A vase belongs to the order of objects: held, turned, set down, possessed at arm’s length. Crossing the threshold into a seven-meter version reverses that order. The form offers no elevation to read from a distance, only an interior to occupy. It is understood in movement, partially and from within, and the object that once sat in the hand becomes the room that contains the body. The pavilion completed that inversion at its center, where a new anniversary set of Aalto City Vases, six colors named for Helsinki, Tokyo, Amsterdam, Copenhagen, New York, and Berlin, stood on display inside the giant version of themselves. The handheld object was set within the room it had become.

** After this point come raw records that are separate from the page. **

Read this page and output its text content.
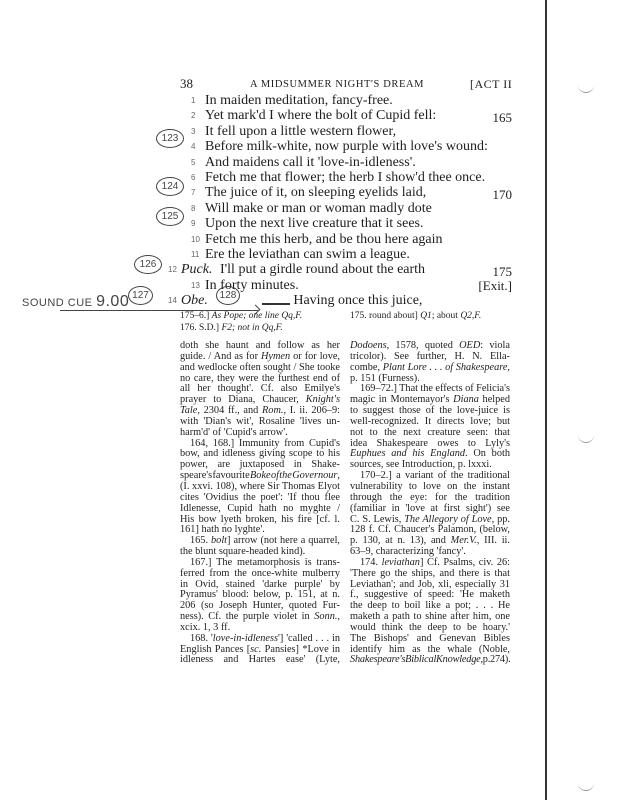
38	A MIDSUMMER NIGHT'S DREAM	[ACT II
1 In maiden meditation, fancy-free.
2 Yet mark'd I where the bolt of Cupid fell:	165
3 It fell upon a little western flower,
4 Before milk-white, now purple with love's wound:
5 And maidens call it 'love-in-idleness'.
6 Fetch me that flower; the herb I show'd thee once.
7 The juice of it, on sleeping eyelids laid,	170
8 Will make or man or woman madly dote
9 Upon the next live creature that it sees.
10 Fetch me this herb, and be thou here again
11 Ere the leviathan can swim a league.
12 Puck. I'll put a girdle round about the earth	175
13 In forty minutes.	[Exit.]
14 Obe.	Having once this juice,
123
124
125
126
127	128
SOUND CUE 9.00
175–6.] As Pope; one line Qq,F.
176. S.D.] F2; not in Qq,F.
175. round about] Q1; about Q2,F.
doth she haunt and follow as her
guide. / And as for Hymen or for love,
and wedlocke often sought / She tooke
no care, they were the furthest end of
all her thought'. Cf. also Emilye's
prayer to Diana, Chaucer, Knight's
Tale, 2304 ff., and Rom., I. ii. 206–9:
with 'Dian's wit', Rosaline 'lives un-
harm'd' of 'Cupid's arrow'.
164, 168.] Immunity from Cupid's
bow, and idleness giving scope to his
power, are juxtaposed in Shake-
speare's favourite Boke of the Governour,
(I. xxvi. 108), where Sir Thomas Elyot
cites 'Ovidius the poet': 'If thou flee
Idlenesse, Cupid hath no myghte /
His bow lyeth broken, his fire [cf. l.
161] hath no lyghte'.
165. bolt] arrow (not here a quarrel,
the blunt square-headed kind).
167.] The metamorphosis is trans-
ferred from the once-white mulberry
in Ovid, stained 'darke purple' by
Pyramus' blood: below, p. 151, at n.
206 (so Joseph Hunter, quoted Fur-
ness). Cf. the purple violet in Sonn.,
xcix. 1, 3 ff.
168. 'love-in-idleness'] 'called . . . in
English Pances [sc. Pansies] *Love in
idleness and Hartes ease' (Lyte,
Dodoens, 1578, quoted OED: viola
tricolor). See further, H. N. Ella-
combe, Plant Lore . . . of Shakespeare,
p. 151 (Furness).
169–72.] That the effects of Felicia's
magic in Montemayor's Diana helped
to suggest those of the love-juice is
well-recognized. It directs love; but
not to the next creature seen: that
idea Shakespeare owes to Lyly's
Euphues and his England. On both
sources, see Introduction, p. lxxxi.
170–2.] a variant of the traditional
vulnerability to love on the instant
through the eye: for the tradition
(familiar in 'love at first sight') see
C. S. Lewis, The Allegory of Love, pp.
128 f. Cf. Chaucer's Palamon, (below,
p. 130, at n. 13), and Mer.V., III. ii.
63–9, characterizing 'fancy'.
174. leviathan] Cf. Psalms, civ. 26:
'There go the ships, and there is that
Leviathan'; and Job, xli, especially 31
f., suggestive of speed: 'He maketh
the deep to boil like a pot; . . . He
maketh a path to shine after him, one
would think the deep to be hoary.'
The Bishops' and Genevan Bibles
identify him as the whale (Noble,
Shakespeare's Biblical Knowledge, p. 274).
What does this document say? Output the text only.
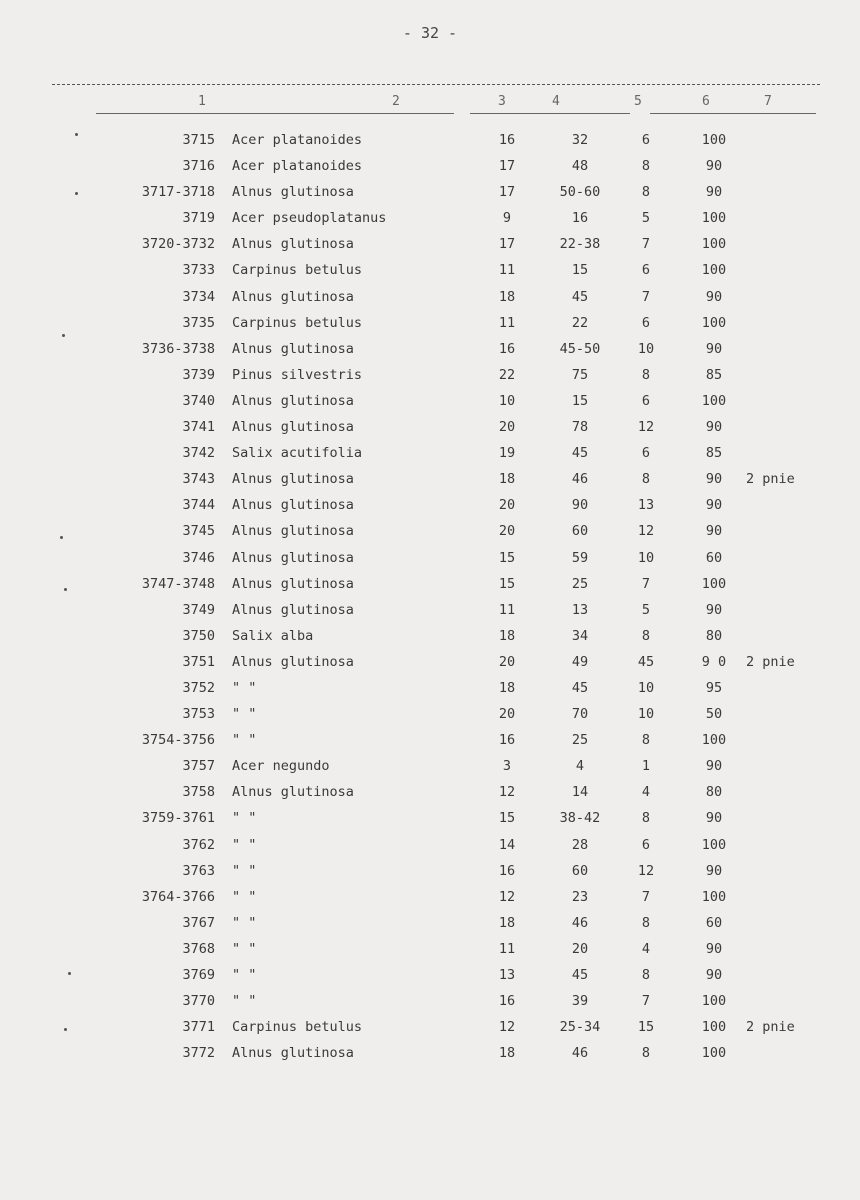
- 32 -
1	2	3	4	5	6	7
3715 Acer platanoides	16	32	6	100
3716 Acer platanoides	17	48	8	90
3717-3718 Alnus glutinosa	17	50-60	8	90
3719 Acer pseudoplatanus	9	16	5	100
3720-3732 Alnus glutinosa	17	22-38	7	100
3733 Carpinus betulus	11	15	6	100
3734 Alnus glutinosa	18	45	7	90
3735 Carpinus betulus	11	22	6	100
3736-3738 Alnus glutinosa	16	45-50	10	90
3739 Pinus silvestris	22	75	8	85
3740 Alnus glutinosa	10	15	6	100
3741 Alnus glutinosa	20	78	12	90
3742 Salix acutifolia	19	45	6	85
3743 Alnus glutinosa	18	46	8	90	2 pnie
3744 Alnus glutinosa	20	90	13	90
3745 Alnus glutinosa	20	60	12	90
3746 Alnus glutinosa	15	59	10	60
3747-3748 Alnus glutinosa	15	25	7	100
3749 Alnus glutinosa	11	13	5	90
3750 Salix alba	18	34	8	80
3751 Alnus glutinosa	20	49	45	9 0	2 pnie
3752 " "	18	45	10	95
3753 " "	20	70	10	50
3754-3756 " "	16	25	8	100
3757 Acer negundo	3	4	1	90
3758 Alnus glutinosa	12	14	4	80
3759-3761 " "	15	38-42	8	90
3762 " "	14	28	6	100
3763 " "	16	60	12	90
3764-3766 " "	12	23	7	100
3767 " "	18	46	8	60
3768 " "	11	20	4	90
3769 " "	13	45	8	90
3770 " "	16	39	7	100
3771 Carpinus betulus	12	25-34	15	100	2 pnie
3772 Alnus glutinosa	18	46	8	100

What let the form enclose so completely was the absence of any seam to break it. Hydro shaped its low-carbon aluminum in sections and clamped them edge to edge, leaving one continuous surface unbroken by any joint. The metal was chosen so that the vase’s organic line could reach architectural scale without looking heavy. The result was an enclosure with no corners and no joints, a wall that wrapped rather than met at right angles.
While the original vase lives by light passing through it, the pavilion worked the opposite way. Its opaque aluminum was lit from the floor and along its folds, so the light raked across the surface instead of moving through it. The undulations came forward and the dips fell into shadow. In that opacity, the waves read harder than they do in clear glass. Aalto, whose surname means “wave” in Finnish, spent his career softening modernism’s hard lines into organic, human forms.

Within, the design favored atmosphere over display. A skylight drew daylight down the curved walls and let it shift through the day, an effect the team treated as central to the interior rather than incidental to it, and a soundscape carried through the volume. For Janni Vepsäläinen, Iittala’s creative director, the vase was never fixed in time: Aalto’s form was intuitive and human, and the pavilion was a way to translate that spirit into space, letting people step inside its contours and feel its movement.